I was talking to my brother about how the Black and Latino communities in California scuttled the gay marriage issue with Proposition 8. While we were discussing the you-scratch-my-back-I’ll-stab-yours aspects of this dirty business, he proposed this: remove marriage from being a government consideration for everyone.

I was stunned by the radical nature of this proposal. You see, we both understand and embrace the idea of compromise, so when either of us suggests an either/or solution to an issue, it merits thought. After all, with half of all marriages ending in divorce, with many tears and recriminations and lawyer fees, it’s a costly thing for governments at all levels.

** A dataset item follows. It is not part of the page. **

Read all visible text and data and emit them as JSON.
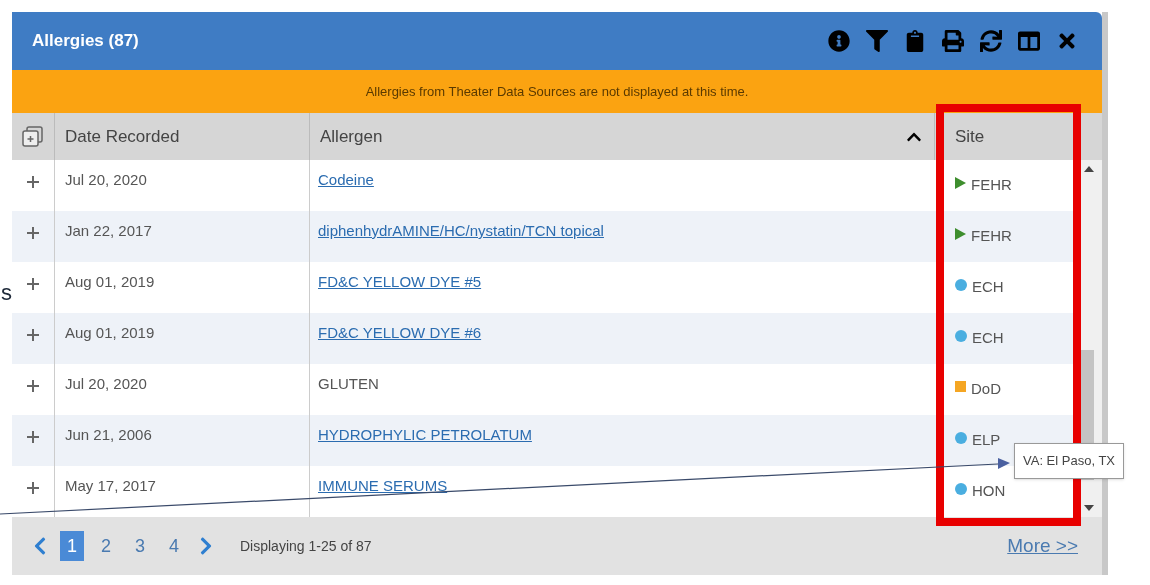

Since there’s a religious mandate about who is and is not worthy to form a new legal family, and since we have a supposed separation of church and state, perhaps government should turn its back on the whole marriage thing and leave it to the various faiths to do with as they will with ONLY their own flocks.

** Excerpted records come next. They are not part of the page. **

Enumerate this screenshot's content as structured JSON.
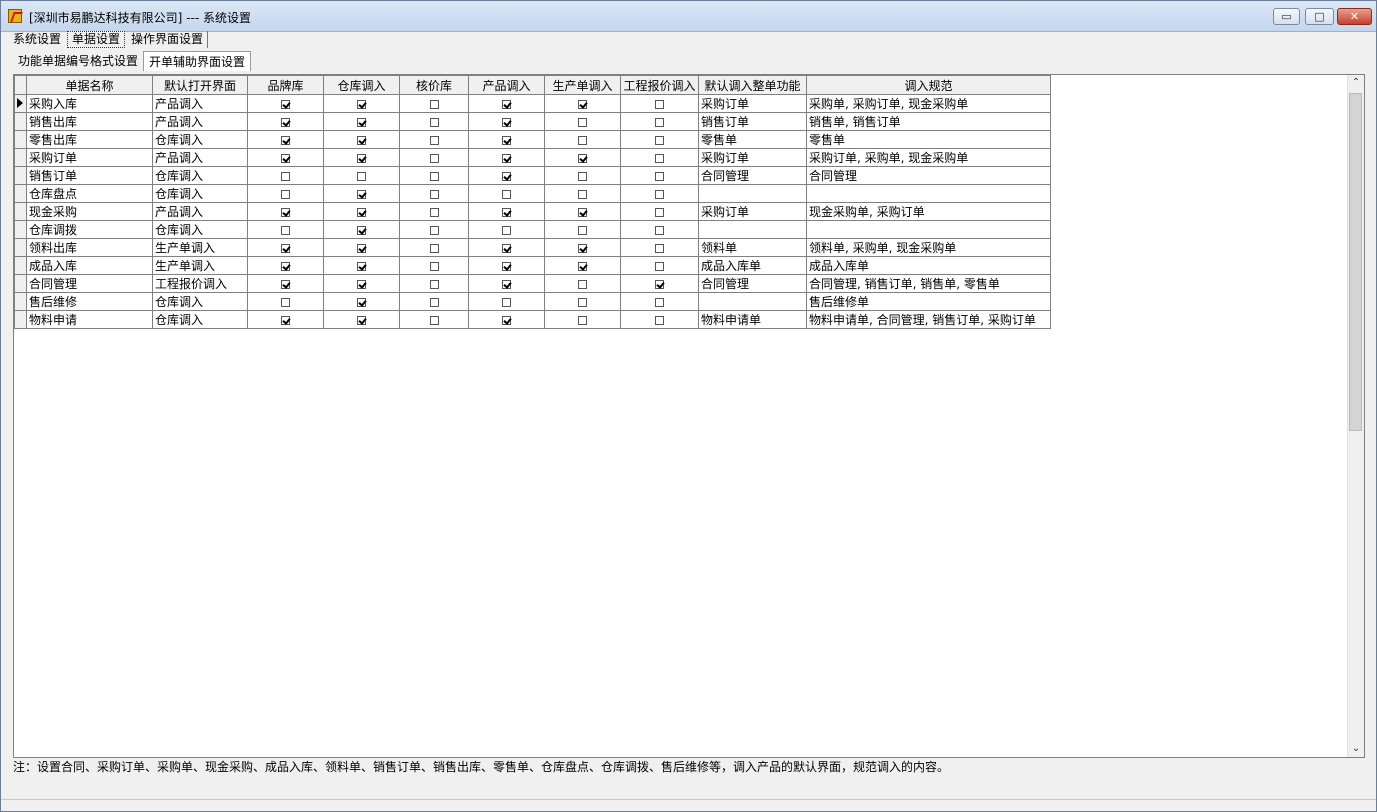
{
  "window": {
    "title": "[深圳市易鹏达科技有限公司] --- 系统设置",
    "min_label": "▭",
    "max_label": "□",
    "close_label": "✕"
  },
  "tabs1": [
    "系统设置",
    "单据设置",
    "操作界面设置"
  ],
  "tabs2": [
    "功能单据编号格式设置",
    "开单辅助界面设置"
  ],
  "grid": {
    "columns": [
      "单据名称",
      "默认打开界面",
      "品牌库",
      "仓库调入",
      "核价库",
      "产品调入",
      "生产单调入",
      "工程报价调入",
      "默认调入整单功能",
      "调入规范"
    ],
    "rows": [
      {
        "name": "采购入库",
        "open": "产品调入",
        "checks": [
          true,
          true,
          false,
          true,
          true,
          false
        ],
        "func": "采购订单",
        "spec": "采购单, 采购订单, 现金采购单",
        "current": true
      },
      {
        "name": "销售出库",
        "open": "产品调入",
        "checks": [
          true,
          true,
          false,
          true,
          false,
          false
        ],
        "func": "销售订单",
        "spec": "销售单, 销售订单"
      },
      {
        "name": "零售出库",
        "open": "仓库调入",
        "checks": [
          true,
          true,
          false,
          true,
          false,
          false
        ],
        "func": "零售单",
        "spec": "零售单"
      },
      {
        "name": "采购订单",
        "open": "产品调入",
        "checks": [
          true,
          true,
          false,
          true,
          true,
          false
        ],
        "func": "采购订单",
        "spec": "采购订单, 采购单, 现金采购单"
      },
      {
        "name": "销售订单",
        "open": "仓库调入",
        "checks": [
          false,
          false,
          false,
          true,
          false,
          false
        ],
        "func": "合同管理",
        "spec": "合同管理"
      },
      {
        "name": "仓库盘点",
        "open": "仓库调入",
        "checks": [
          false,
          true,
          false,
          false,
          false,
          false
        ],
        "func": "",
        "spec": ""
      },
      {
        "name": "现金采购",
        "open": "产品调入",
        "checks": [
          true,
          true,
          false,
          true,
          true,
          false
        ],
        "func": "采购订单",
        "spec": "现金采购单, 采购订单"
      },
      {
        "name": "仓库调拨",
        "open": "仓库调入",
        "checks": [
          false,
          true,
          false,
          false,
          false,
          false
        ],
        "func": "",
        "spec": ""
      },
      {
        "name": "领料出库",
        "open": "生产单调入",
        "checks": [
          true,
          true,
          false,
          true,
          true,
          false
        ],
        "func": "领料单",
        "spec": "领料单, 采购单, 现金采购单"
      },
      {
        "name": "成品入库",
        "open": "生产单调入",
        "checks": [
          true,
          true,
          false,
          true,
          true,
          false
        ],
        "func": "成品入库单",
        "spec": "成品入库单"
      },
      {
        "name": "合同管理",
        "open": "工程报价调入",
        "checks": [
          true,
          true,
          false,
          true,
          false,
          true
        ],
        "func": "合同管理",
        "spec": "合同管理, 销售订单, 销售单, 零售单"
      },
      {
        "name": "售后维修",
        "open": "仓库调入",
        "checks": [
          false,
          true,
          false,
          false,
          false,
          false
        ],
        "func": "",
        "spec": "售后维修单"
      },
      {
        "name": "物料申请",
        "open": "仓库调入",
        "checks": [
          true,
          true,
          false,
          true,
          false,
          false
        ],
        "func": "物料申请单",
        "spec": "物料申请单, 合同管理, 销售订单, 采购订单"
      }
    ]
  },
  "note": "注：设置合同、采购订单、采购单、现金采购、成品入库、领料单、销售订单、销售出库、零售单、仓库盘点、仓库调拨、售后维修等，调入产品的默认界面，规范调入的内容。"
}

From the government’s point of view: you live together, you don’t live together, you have kids, you don’t have kids…not their business. You want to split up? Well, figure out the child-sharing thing on your own, or have your church dictate to you how to use Solomon’s wisdom to achieve an adequate split. Don’t like it? Leave the church, but don’t belly-ache to the government for something that a fair government has no business meddling in.

And next of kin stuff for emergencies or probate? Make your wills, trusts, and powers of attorney. These are all perfectly fine contracts that you can do up without government interference. Do it however you like, but if you don’t…don’t go crying to Uncle Sam when your sole blood relative who hasn’t seen you in ten years goes against what your long-time lover and friends say about how to treat your comatose body.

It’s really a shocking concept. Take the Fed out of family. Leave it to the churches. After all, there’s nothing to stop any group in this country from forming their own church…one that believes in a deity who embraces all with love, instead of segregates with fear and prejudice. Bet you can achieve a 50% divorce rate in that church, too. And the best part? Me, the unmarried taxpayer, doesn’t have to subsidize all of the administrative and judicial personnel necessary to handle your little familial contract disputes when you decide you don’t love each other enough. Take it to your priest/minister/imam/rabbi/priestess/whatever, and leave the government out of it. Just don’t go cutting babies in half to settle custody…the blood stains the carpet and it never really comes out.

The great thing is that it requires little legislative change. A simple bill: “The United States government views it citizens as free individuals, and will pass no law advantaging or disadvantaging the contractual construction of a family beyond adoption of minor children—considering these choices to be private civil affairs beyond the scope of fair government.”

See, in this way the leadership of each and every religion will get to shame, restrict, and stereotype their memberships to their hearts content.

Even if it wasn’t a civil right (which it is, by the way), and just a marriage right, it’s just galling that it’s religious foment that largely decided the issue…even when those being most affected likely were not devout followers of the offended religions.

Do I think this will happen? Of course not. The small-minded will continue to have their small thoughts. They think that it’s right that the majority can pass judgment on a minority group. That NEVER works. That’s why we have high courts, to save the minority from the majority. And the system worked. It worked beautifully…until the majority got sodomized by a creepy-crawler.

What I do think is that the Latino and very likely the Black communities in California, when they have a close vote on an upcoming issue important to them and are looking for allies…well, I think a lot of memories will be long and vengeful. This will be a shallow victory for the pious, I think. It’s going to be interesting to see how passions play out in this particular drama. It’s not likely to be pretty. If you watch Survivor or similar non-scripted shows, you know that what follows a back-stab tends to have lasting repercussions.